On the other hand, we have access to resources and tools, such as finances and developed programs that children need to thrive. By combining our strengths, we provide the unique love and care children need to journey out of poverty.

Photo by: Luke Tembo

4. Fairness

No one likes to be taken advantage of. It could be easy for a partner from a well-resourced country to callously use a partner in an impoverished area for their own agenda and to fulfill their own goals.

In the same light, it’s possible for a partner from an impoverished area to take advantage of the giving potential of the other partner. The key is for each partner to work fairly and respectfully with the other.

At Compassion, we carefully assess our internal policies, such as those involving our finances and those of our partners. This ensures we’re both being held accountable to the same standards, treating each other with respect and fairness.

Photo by: Piyamary Shinoda

5. A Common Mission

When partners are passionate about reaching the same goal, they’ll make the sacrifices necessary to see it through. For us, the common mission of releasing children from poverty in Jesus’ name unites us with our partners.

Despite any differences, struggles or disagreements, the call to serve the least of these (Matthew 25:40) brings us together and pushes us forward.

6. Trust

You aren’t likely to do your best work unless you trust that your partner will too. Our partners want to trust us to be there for them, not only in everyday matters but also to look out for their best interests in times of crisis.

In turn, we want to trust our partners to continually do what is right for the children we serve and the mission. We build this trust by consistently working together and showing that we’re for one another.

7. Communication

The only way partners can be united in one mission is when the pair communicates well. In our partnerships, partnership facilitators ensure a consistent flow of communication between church partners and our ministry.

Our partnership facilitators are of the same nationality and usually of the same culture and language group as the local church partner, enhancing our ability to communicate effectively.

8. Selflessness

The mission of releasing children from poverty is bigger than us. To complete our mission, we must remain selfless, working to help our partners succeed instead of focusing solely on our own success.

This is why we work to help our partners mature in carrying out the ministry within their communities. We work to empower them, so they’ll one day be able to do so without us.

Photo by: Fernando Sinacay

A Healthy Partnership Saves Lives in the Philippines

By building healthy partnerships with local churches around the world, all of us are saving lives every single day. In fact, one healthy partnership with a church in the Philippines protected children from deadly disease.

Photo & Field Reporting/Story by: Edwin Estioko

Many homes in Dapitan, Philippines, lack basic sanitary facilities. In fact, many children live in homes without wash areas or toilets. Unfortunately, lacking safe washing areas exposes children to life-threatening diseases like dengue fever.

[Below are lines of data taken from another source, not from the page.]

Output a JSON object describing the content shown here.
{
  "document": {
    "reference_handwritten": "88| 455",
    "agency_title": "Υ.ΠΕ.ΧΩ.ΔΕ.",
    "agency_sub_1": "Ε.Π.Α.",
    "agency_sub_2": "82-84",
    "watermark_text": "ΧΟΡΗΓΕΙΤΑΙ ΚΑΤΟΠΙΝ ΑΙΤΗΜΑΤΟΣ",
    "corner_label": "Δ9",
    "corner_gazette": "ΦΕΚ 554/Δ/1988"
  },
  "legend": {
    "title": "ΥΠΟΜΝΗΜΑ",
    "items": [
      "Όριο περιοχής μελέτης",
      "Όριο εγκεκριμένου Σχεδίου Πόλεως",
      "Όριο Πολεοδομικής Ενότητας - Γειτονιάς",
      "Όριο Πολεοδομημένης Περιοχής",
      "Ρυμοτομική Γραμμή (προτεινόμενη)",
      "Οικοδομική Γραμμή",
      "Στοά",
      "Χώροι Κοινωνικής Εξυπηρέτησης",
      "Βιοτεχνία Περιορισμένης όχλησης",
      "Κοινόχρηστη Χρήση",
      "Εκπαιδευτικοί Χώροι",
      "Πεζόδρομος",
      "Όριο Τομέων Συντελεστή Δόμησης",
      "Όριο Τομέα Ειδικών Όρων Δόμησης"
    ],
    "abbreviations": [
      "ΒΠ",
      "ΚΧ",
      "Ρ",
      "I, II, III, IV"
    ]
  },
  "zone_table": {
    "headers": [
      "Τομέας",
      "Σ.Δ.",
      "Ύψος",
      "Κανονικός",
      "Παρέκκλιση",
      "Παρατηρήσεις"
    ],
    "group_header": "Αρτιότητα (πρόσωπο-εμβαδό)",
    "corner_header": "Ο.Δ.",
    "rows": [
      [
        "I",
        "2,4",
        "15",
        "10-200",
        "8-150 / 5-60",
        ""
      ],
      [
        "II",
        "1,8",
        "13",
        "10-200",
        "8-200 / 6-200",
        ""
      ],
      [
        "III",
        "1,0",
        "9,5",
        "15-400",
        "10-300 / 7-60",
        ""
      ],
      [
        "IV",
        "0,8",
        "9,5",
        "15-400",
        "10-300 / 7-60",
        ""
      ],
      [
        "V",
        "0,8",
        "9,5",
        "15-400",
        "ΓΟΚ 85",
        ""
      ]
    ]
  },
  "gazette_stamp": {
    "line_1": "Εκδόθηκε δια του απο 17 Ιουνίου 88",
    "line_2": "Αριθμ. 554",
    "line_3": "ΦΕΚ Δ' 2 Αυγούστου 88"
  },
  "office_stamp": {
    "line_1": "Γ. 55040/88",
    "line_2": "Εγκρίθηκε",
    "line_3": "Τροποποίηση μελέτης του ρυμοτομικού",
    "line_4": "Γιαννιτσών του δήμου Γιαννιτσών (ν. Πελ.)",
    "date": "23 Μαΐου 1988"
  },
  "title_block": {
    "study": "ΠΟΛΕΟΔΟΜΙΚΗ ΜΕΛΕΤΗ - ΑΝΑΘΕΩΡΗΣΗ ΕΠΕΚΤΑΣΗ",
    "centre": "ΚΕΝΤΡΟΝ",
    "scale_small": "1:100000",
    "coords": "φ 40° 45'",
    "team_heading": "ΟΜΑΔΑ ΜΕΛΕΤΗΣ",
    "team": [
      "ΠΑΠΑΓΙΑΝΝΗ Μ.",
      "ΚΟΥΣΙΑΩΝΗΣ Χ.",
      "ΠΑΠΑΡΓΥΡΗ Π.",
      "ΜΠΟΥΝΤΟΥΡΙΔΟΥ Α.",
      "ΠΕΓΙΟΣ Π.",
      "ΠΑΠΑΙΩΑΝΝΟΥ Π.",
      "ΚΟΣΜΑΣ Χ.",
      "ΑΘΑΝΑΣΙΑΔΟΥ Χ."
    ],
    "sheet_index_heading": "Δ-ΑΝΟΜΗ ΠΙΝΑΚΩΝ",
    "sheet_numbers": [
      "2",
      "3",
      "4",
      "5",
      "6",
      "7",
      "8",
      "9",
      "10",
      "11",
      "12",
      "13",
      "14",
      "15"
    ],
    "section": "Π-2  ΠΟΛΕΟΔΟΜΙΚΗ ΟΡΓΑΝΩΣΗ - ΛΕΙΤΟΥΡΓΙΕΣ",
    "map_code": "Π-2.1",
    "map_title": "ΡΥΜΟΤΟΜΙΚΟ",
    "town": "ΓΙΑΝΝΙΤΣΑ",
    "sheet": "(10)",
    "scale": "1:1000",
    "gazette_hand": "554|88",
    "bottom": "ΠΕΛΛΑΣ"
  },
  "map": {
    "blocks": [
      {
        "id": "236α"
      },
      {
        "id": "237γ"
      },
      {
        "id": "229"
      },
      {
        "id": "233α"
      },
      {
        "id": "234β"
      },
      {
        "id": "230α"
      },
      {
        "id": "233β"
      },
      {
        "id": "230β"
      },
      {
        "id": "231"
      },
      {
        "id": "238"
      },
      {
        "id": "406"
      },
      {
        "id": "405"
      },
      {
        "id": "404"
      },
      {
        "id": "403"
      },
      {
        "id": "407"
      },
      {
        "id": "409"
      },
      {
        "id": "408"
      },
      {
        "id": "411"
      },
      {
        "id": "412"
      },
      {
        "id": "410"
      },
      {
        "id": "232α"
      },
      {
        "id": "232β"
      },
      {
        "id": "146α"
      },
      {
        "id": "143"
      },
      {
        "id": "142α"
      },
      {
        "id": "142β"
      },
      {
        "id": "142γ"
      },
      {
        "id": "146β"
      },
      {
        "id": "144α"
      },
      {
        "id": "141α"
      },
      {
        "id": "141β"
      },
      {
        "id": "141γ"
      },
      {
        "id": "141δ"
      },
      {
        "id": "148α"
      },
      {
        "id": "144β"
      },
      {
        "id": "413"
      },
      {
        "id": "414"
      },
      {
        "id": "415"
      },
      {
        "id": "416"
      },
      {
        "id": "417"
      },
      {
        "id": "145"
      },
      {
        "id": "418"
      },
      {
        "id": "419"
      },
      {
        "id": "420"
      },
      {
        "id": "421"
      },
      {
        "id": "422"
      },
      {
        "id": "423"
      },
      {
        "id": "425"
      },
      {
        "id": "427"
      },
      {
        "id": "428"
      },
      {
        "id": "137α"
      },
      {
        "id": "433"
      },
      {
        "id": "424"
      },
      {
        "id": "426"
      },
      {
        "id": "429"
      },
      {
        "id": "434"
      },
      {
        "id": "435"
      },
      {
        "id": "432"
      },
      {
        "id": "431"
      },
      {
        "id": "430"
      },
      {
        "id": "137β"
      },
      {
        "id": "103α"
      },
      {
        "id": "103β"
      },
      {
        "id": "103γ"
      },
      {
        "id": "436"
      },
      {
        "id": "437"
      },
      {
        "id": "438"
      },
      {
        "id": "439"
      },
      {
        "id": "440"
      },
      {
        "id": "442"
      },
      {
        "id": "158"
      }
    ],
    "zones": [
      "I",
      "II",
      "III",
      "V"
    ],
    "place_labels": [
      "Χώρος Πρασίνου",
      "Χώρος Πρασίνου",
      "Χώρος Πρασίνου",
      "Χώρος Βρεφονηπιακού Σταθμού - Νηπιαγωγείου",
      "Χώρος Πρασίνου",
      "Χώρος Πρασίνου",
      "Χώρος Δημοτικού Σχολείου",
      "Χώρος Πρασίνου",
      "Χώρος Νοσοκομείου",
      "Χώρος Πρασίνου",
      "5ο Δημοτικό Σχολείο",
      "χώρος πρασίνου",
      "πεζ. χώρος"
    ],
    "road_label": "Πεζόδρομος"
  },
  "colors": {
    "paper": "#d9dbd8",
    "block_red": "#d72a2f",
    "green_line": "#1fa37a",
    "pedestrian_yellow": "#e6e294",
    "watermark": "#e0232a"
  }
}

Seeing the need for clean washrooms, Benlie, the Dapitan Compassion center director, reached out for help. With trust in the support he would receive from Compassion, he asked for the funding needed to construct new bathrooms.

Compassion approved the request, and new facilities were built that included four toilets, four urinals, an area for kids to wash their hands and feet, a water tank and even extra space to grow.

Photo by: Edwin Estioko

Now, children at the Compassion center have a safe, welcoming place to take care of their bodies, protecting them from disease.

Benlie used his strengths to see and find a solution to a desperate need within his community, reaching out to his partners here at Compassion. And at Compassion, we used our strengths to provide resources that helped fulfill that need.

Together, as partners, we took another step toward fulfilling our common mission of releasing children from poverty in Jesus’ name.


We can’t succeed without our partners. That’s why we focus on building healthy relationships that last, both with our church partners and supporters like you. We know that together we can achieve so much more than we could alone.